The works will include new cycle ways and civic areas, upgrades for parks, improvements to street lighting and walking paths. They will be carried out under the Village and Town Renewal Scheme

Central fund

Other improvements allowed under the scheme include small scale site acquisitions for redevelopment, remedial works and enhancement of site infrastructure.

Mr Kenny announced the initiative at the National Ploughing Championships in Ratheniska, Co Laois, yesterday.

He said the Government was committed to ensuring rural areas benefitted from the economic recovery, but admitted the €30 million scheme “won’t do a lot” on its own. “€30 million is a recognition of potential here, it’s not going to solve all the problems, by any means,” he said.

Mr Kenny acknowledged there was a two-tier economic recovery taking place with urban areas growing much faster than rural ones.

“While the recovery is significant, its benefits are not yet being felt as deeply in rural communities as in large urban areas, and to some extent that is inevitable,” he said.

The Taoiseach said he hoped the capital plan would address “infrastructural blockages” in rural Ireland.

Research

Minister for Environment Alan Kelly said developing and maintaining a vibrant rural economy was of national importance. “Rural Ireland will not be abandoned by this Government,” he said.

Minister of State for Rural Economic Development Ann Phelan said she was confident the scheme would make a difference to some of the towns and villages that were struggling.

“It’s a start.
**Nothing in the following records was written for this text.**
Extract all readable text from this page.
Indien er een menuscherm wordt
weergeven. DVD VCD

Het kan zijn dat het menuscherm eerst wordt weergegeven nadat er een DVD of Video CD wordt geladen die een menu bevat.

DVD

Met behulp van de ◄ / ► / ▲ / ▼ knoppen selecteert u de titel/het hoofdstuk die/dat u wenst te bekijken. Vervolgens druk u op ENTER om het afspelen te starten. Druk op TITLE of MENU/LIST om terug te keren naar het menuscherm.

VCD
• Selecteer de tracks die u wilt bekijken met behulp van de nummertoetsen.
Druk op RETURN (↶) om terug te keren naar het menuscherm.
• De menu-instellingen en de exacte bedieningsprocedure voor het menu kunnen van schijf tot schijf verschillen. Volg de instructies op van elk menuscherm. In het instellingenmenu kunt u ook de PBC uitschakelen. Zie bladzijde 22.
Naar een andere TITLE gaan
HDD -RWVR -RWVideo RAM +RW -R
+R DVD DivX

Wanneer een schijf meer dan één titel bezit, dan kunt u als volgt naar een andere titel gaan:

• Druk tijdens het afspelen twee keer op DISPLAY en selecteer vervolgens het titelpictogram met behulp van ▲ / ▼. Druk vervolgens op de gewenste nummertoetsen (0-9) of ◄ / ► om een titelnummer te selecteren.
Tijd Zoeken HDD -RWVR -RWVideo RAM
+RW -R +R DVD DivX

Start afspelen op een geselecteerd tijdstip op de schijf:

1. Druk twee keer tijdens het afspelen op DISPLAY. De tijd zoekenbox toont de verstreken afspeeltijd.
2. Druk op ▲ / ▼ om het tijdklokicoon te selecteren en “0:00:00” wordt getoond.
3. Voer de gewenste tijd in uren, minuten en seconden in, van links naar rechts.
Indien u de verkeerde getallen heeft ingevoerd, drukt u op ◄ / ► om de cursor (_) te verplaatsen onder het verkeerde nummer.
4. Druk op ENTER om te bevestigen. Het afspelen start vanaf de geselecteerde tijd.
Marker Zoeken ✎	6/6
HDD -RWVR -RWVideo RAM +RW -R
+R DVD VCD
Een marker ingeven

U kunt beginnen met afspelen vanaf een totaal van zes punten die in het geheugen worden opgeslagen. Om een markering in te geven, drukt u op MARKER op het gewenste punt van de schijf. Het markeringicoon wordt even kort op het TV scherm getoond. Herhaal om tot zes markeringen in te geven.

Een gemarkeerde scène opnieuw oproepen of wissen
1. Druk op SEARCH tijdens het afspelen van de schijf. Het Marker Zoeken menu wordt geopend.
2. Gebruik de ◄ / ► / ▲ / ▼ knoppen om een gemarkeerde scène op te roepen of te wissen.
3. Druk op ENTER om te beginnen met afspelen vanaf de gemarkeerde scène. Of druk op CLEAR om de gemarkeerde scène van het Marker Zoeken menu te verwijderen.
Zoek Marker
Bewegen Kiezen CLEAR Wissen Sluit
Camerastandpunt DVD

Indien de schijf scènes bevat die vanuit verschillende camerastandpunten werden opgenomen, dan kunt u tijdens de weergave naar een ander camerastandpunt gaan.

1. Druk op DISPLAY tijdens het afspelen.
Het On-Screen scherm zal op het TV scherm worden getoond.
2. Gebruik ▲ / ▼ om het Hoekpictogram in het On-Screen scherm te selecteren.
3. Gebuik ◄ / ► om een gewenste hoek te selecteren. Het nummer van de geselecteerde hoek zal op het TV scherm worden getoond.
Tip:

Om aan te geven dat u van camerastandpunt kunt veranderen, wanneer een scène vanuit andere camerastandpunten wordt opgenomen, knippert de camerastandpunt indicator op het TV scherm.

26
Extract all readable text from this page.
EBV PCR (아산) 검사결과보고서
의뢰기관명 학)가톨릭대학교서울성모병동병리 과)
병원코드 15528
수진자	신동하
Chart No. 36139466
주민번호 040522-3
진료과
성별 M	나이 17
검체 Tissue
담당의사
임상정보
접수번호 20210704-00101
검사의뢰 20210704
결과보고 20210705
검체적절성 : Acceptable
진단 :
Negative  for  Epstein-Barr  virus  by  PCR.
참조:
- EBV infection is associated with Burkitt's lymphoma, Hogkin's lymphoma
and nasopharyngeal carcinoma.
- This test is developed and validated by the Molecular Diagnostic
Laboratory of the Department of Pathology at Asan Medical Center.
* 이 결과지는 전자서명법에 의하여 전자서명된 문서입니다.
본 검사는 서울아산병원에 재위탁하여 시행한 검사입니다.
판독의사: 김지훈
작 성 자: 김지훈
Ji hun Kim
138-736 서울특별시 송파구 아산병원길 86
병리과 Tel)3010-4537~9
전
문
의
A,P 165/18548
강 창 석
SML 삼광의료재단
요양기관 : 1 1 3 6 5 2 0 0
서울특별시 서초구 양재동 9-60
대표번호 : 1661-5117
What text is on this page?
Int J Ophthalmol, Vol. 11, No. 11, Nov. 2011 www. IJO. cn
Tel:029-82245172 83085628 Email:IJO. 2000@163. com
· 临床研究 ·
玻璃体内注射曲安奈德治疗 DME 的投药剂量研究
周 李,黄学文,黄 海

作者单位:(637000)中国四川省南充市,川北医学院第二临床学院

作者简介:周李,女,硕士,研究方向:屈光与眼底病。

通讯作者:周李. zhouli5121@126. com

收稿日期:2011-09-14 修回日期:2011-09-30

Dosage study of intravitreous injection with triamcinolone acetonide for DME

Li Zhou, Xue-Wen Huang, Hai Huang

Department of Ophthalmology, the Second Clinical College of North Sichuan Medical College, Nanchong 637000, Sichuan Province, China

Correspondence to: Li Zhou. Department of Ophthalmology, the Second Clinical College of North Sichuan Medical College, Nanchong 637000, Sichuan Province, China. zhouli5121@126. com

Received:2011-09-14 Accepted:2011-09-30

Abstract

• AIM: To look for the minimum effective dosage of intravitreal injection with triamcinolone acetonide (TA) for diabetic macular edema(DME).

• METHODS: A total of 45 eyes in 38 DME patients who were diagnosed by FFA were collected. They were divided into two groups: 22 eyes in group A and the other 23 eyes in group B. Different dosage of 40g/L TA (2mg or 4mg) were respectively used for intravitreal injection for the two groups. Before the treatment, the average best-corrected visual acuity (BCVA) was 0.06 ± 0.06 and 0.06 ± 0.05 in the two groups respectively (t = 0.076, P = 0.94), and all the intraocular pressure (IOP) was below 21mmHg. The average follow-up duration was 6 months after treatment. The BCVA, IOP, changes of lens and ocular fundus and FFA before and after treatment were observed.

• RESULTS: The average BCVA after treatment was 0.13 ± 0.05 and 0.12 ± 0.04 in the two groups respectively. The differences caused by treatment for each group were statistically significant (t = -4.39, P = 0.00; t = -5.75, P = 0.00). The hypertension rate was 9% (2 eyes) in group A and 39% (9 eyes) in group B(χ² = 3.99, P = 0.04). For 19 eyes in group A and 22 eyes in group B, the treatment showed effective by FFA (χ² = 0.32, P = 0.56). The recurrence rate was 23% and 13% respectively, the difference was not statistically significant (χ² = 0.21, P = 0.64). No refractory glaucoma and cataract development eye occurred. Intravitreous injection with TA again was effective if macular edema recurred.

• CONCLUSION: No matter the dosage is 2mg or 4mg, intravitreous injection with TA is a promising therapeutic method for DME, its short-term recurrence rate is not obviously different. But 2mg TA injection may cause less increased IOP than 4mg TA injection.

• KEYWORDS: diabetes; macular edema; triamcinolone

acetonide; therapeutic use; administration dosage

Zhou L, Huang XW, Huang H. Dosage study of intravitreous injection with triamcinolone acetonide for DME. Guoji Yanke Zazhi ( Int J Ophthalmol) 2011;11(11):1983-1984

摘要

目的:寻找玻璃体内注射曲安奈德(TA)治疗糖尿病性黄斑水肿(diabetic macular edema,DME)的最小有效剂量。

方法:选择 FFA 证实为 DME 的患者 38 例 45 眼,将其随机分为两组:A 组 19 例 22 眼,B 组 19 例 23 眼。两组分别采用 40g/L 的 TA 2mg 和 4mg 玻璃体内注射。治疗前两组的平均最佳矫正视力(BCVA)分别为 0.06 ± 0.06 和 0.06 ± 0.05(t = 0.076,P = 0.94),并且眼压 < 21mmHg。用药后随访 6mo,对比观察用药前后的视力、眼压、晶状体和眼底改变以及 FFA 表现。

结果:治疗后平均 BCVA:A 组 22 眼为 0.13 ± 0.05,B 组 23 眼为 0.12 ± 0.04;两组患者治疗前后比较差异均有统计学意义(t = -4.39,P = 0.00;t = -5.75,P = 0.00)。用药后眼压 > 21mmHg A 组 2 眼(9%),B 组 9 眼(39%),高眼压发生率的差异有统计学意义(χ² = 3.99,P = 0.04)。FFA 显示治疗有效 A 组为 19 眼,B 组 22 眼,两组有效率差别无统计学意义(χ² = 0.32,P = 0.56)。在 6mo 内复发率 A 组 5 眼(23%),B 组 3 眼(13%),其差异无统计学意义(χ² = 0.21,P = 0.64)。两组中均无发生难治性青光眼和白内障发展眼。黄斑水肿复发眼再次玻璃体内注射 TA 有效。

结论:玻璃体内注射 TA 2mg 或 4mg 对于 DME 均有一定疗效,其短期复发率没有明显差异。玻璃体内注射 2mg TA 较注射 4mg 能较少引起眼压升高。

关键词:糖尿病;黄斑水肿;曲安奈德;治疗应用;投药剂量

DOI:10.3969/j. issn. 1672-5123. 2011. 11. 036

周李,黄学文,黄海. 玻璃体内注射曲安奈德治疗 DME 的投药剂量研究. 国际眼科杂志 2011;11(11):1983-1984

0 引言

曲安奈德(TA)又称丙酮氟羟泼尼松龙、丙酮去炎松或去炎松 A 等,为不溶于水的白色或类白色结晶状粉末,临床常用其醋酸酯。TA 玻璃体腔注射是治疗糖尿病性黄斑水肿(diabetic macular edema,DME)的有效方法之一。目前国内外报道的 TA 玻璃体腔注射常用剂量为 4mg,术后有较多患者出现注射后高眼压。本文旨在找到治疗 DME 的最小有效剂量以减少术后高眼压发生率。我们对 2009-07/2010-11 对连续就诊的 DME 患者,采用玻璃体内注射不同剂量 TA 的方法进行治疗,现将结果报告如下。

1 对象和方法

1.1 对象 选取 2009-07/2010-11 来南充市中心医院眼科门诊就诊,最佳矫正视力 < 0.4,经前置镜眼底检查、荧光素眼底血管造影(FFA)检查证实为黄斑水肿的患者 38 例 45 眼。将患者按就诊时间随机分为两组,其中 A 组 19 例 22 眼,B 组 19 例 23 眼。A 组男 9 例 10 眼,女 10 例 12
In the world that I come from, €30 million is a huge amount of money and incredibly hard to get,” she said. “This is to bolster communities. They have to identify what they want themselves. They’ll each have to apply and make their own case.

Ms Phelan said people living in rural areas areascommunities should have access to services equal to that of urban residents.

“Our vision for rural towns, villages is of vibrant, inclusive, well-maintained, economically thriving areas with residential communities balanced in demographic terms with regard to age and gender,” she said.